Las policías de Miami y Miami-Dade usan un dispositivo creado por la compañía Cellebrite, parecido al que se ve en la imagen, para extraer información de teléfonos móviles confiscados y vinculados con delitos.
Las policías de Miami y Miami-Dade usan un dispositivo creado por la compañía Cellebrite, parecido al que se ve en la imagen, para extraer información de teléfonos móviles confiscados y vinculados con delitos. Cellebrite

Los delincuentes, como el resto de nosotros, usan mucho sus teléfonos móviles, dispositivos que se han convertido en un objetivo fundamental de la policía.
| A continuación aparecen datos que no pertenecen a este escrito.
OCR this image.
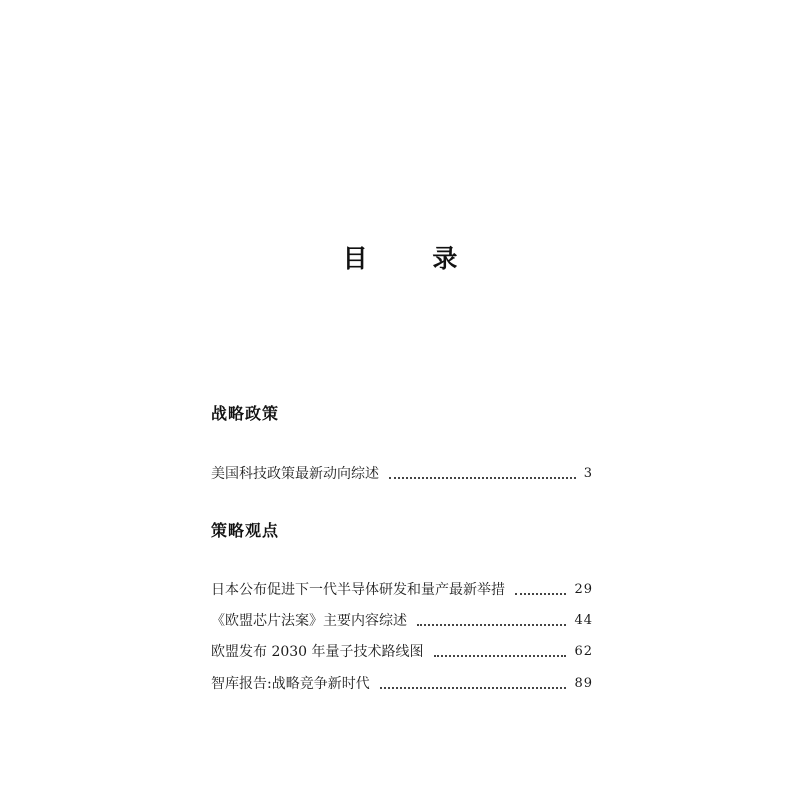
目 录
战略政策
美国科技政策最新动向综述	3
策略观点
日本公布促进下一代半导体研发和量产最新举措	29
《欧盟芯片法案》主要内容综述	44
欧盟发布 2030 年量子技术路线图	62
智库报告:战略竞争新时代	89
Pero conseguir acceso a la información almacenada en los teléfonos no es tan fácil como pedirle a Siri que la encuentre.

Hay obstáculos técnicos, así como interrogantes jurídicas y de derechos civiles por solucionar, antes que la policía pueda comenzar a investigar la información almacenada en los teléfonos de los sospechosos.

Ante esos retos, entidades policiales de todo el país han echado mano a lo que algunos críticos han dado en llamar spyware: un dispositivo con un programa especial que se conecta a los teléfonos y que puede extraer y almacenar contactos, fotos, coordenadas de GPS y las plataformas de medios sociales más visitadas por el usuario, información que tiene el potencial de contribuir significativamente a casos penales.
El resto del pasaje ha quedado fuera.